Белые дороги, белые дома - зима.
На дворе у нас стоят из снега терема.
Для детей они слетели с неба,
мы-то с вами знаем, что они из снега,
мы-то с вами не сошли с ума.
А у сказки краски как на витраже Леже.
Только не для нас: ведь мы на вираже уже.
Наши сказки серые от пыли,
потому что мы когда-то юны были,
а теперь не юные уже…
Сын прижал подушку щекой.
В его сон — невозмутимый покой
кувырком влетают Маленький Мук,
Баба Яга и змей Горыныч,
а за ним Синдбад, а потом
Маркиз Карабас в обнимку с Котом,
Ходжа Насреддин с ослом, а потом…
Право же, всех не перечислишь…
И, когда заката тлеет в небесах ожог,
около стола садимся мы в кружок, дружок,
смахивая пыль и паутину,
расстилаем скатерть-самобранку и на
ней уже вино и пирожок.
И, когда луны прожектор, в небесах горя,
освещает былый полушубок января,
в комнате, обыденной и тесной,
пахнет чертовщиною и сдобным тестом -
пахнет детством, проще говоря.
Луч рассветный брызнет сюда
и в него, как в дверь, уйдут без следа
Баратино, Гулливер, а за ним
маленький Принц и Мэри Поппинз,
а за ней Синдбад, а потом
Маркиз Карабас в обнимку с Котом,
Ходжа Насреддин с ослом, а потом…
Право же, всех не перечислишь…
Ах, когда мы были лопоухие щены,
все мы, как в купели, в сказке были крещены.

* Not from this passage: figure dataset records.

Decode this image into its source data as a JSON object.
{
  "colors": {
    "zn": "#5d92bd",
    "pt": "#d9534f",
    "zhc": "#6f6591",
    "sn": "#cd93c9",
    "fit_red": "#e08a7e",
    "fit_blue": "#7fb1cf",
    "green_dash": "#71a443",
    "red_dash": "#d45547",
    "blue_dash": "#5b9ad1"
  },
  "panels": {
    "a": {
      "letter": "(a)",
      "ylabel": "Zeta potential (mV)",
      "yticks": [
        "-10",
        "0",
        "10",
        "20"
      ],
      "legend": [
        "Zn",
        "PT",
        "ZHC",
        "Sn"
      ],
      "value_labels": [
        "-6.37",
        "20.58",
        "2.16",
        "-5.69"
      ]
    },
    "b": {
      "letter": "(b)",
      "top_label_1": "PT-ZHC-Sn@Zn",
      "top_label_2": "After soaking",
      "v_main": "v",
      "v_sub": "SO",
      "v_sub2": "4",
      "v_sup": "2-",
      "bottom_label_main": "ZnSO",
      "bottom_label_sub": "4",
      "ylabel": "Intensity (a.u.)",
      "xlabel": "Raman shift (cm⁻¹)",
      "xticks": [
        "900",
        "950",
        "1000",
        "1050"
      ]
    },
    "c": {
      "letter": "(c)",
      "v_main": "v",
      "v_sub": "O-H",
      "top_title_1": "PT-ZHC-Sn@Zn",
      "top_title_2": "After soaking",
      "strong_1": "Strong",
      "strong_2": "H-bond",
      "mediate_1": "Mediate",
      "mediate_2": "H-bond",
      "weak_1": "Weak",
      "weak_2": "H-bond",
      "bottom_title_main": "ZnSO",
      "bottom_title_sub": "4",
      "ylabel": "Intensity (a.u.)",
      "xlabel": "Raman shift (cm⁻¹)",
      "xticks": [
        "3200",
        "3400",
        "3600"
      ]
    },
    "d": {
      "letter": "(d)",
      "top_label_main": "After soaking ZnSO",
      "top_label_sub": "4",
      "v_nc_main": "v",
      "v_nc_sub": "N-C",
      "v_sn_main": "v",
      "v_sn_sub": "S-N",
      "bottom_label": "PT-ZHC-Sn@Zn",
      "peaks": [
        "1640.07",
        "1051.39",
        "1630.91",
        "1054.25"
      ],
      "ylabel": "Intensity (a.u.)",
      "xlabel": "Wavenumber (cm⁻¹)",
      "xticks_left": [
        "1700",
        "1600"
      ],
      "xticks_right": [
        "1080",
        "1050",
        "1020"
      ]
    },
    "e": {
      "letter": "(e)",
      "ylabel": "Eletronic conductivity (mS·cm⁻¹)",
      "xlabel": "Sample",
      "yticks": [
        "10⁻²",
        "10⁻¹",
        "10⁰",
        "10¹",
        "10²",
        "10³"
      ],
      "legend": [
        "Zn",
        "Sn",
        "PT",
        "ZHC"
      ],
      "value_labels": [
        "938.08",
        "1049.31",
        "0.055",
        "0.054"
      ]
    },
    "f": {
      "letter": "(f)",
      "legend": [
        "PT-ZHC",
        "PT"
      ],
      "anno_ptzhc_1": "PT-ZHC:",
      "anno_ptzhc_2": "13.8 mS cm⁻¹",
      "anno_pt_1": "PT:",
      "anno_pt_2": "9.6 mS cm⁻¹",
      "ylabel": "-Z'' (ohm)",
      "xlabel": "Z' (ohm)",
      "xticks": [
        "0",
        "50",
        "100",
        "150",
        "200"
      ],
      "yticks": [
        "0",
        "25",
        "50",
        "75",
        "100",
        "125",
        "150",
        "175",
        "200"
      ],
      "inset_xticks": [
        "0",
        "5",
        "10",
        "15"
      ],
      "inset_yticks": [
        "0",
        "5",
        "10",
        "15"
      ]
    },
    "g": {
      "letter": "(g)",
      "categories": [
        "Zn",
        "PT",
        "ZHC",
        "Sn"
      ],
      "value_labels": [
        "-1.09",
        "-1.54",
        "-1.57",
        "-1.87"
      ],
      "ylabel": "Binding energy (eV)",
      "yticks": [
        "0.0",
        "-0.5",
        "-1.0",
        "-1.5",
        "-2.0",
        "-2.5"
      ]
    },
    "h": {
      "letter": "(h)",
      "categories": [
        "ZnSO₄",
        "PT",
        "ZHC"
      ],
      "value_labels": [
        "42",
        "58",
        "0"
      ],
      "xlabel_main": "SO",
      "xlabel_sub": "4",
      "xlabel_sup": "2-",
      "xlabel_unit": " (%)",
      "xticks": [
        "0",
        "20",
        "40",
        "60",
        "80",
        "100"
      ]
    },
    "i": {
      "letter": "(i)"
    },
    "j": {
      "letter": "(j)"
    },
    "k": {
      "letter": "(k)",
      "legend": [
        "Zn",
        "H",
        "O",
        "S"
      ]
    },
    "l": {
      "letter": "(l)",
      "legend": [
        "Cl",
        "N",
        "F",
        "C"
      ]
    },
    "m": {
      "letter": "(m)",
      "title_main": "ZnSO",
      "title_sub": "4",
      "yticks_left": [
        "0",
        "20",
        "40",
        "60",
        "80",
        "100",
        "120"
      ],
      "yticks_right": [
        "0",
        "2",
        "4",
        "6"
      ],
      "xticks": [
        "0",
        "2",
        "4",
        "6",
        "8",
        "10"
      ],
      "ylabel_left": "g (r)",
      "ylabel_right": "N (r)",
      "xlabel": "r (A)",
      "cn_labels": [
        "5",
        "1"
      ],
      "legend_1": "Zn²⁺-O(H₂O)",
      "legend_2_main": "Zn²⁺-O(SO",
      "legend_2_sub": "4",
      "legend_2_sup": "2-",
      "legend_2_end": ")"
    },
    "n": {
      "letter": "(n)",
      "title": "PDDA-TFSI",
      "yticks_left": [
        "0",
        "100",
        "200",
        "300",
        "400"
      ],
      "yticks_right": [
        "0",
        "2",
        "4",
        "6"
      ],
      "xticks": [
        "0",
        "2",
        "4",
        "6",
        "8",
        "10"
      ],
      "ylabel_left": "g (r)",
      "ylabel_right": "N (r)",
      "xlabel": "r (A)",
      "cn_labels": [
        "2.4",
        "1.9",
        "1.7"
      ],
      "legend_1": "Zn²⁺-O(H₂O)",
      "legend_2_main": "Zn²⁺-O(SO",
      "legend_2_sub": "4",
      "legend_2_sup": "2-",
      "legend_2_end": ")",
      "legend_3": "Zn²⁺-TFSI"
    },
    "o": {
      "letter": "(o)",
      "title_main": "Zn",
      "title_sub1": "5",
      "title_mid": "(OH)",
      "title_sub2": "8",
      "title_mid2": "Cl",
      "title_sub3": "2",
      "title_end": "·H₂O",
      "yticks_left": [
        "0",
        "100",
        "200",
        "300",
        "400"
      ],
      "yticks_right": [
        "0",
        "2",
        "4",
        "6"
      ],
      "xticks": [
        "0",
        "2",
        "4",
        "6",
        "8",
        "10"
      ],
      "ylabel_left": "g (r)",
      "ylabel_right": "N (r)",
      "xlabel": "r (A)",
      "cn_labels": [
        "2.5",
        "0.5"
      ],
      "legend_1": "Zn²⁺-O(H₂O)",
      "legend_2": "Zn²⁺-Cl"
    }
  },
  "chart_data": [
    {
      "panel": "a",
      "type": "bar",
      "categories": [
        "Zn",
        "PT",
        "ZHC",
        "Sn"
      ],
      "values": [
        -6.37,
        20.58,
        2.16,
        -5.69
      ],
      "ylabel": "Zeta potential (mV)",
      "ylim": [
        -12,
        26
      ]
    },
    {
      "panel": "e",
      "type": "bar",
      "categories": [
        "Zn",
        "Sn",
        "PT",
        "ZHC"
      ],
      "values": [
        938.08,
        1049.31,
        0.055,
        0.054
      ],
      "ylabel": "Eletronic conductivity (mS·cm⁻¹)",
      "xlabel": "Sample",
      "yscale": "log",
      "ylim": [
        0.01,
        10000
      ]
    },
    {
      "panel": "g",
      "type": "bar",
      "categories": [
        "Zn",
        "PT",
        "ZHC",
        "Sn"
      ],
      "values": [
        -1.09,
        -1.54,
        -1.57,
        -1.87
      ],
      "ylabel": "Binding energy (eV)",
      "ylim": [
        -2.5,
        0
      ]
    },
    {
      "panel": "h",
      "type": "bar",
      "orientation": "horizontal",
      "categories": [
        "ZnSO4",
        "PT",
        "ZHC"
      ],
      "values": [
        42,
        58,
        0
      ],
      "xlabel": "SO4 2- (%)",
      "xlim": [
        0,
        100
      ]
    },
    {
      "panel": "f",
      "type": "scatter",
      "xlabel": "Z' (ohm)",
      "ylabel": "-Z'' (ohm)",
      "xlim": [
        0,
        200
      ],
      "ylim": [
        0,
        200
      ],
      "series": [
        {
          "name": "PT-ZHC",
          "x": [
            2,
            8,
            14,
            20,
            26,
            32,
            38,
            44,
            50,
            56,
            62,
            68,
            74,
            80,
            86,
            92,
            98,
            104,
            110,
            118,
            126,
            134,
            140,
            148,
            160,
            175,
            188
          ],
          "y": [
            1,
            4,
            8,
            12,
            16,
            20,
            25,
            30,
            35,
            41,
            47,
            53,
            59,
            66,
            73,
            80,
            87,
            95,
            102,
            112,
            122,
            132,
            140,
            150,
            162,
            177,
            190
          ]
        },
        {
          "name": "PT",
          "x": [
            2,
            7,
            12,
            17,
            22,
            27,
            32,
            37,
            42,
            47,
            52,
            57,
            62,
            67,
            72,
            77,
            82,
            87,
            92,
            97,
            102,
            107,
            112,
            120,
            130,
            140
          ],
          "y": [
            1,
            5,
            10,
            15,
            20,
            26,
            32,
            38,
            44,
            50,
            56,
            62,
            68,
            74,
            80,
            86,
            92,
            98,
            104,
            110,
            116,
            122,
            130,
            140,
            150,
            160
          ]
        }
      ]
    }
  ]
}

Та купель далека ли, близка ли -
как мы в той купели пели и плескались
и не знали этому цены.
Книжки пожелтели, сказки позабылись, но…
В Сказку никогда не поздно распахнуть окно -
только вы аршином мир не мерьте,
только вы поверьте, только вы поверьте
в то, во что не верите давно…
В то, что чудо рядом лежит
Ещё в то, что нам без чуда не жить
И тогда однажды вечером к вам
Карлсон слетит на подоконник,
а за ним Синдбад, а потом
Маркиз Карабас с Котом, а потом
Ходжа Насреддин с ослом, а потом…
Право же - всех не перечислишь.
White roads, white houses - winter.
In the yard we have a tower of snow.
For children they flew from the sky,
we know something with you that they are from the snow,
we have not gone mad with you.
And the fairy tale of paint as on the stained glass Leger.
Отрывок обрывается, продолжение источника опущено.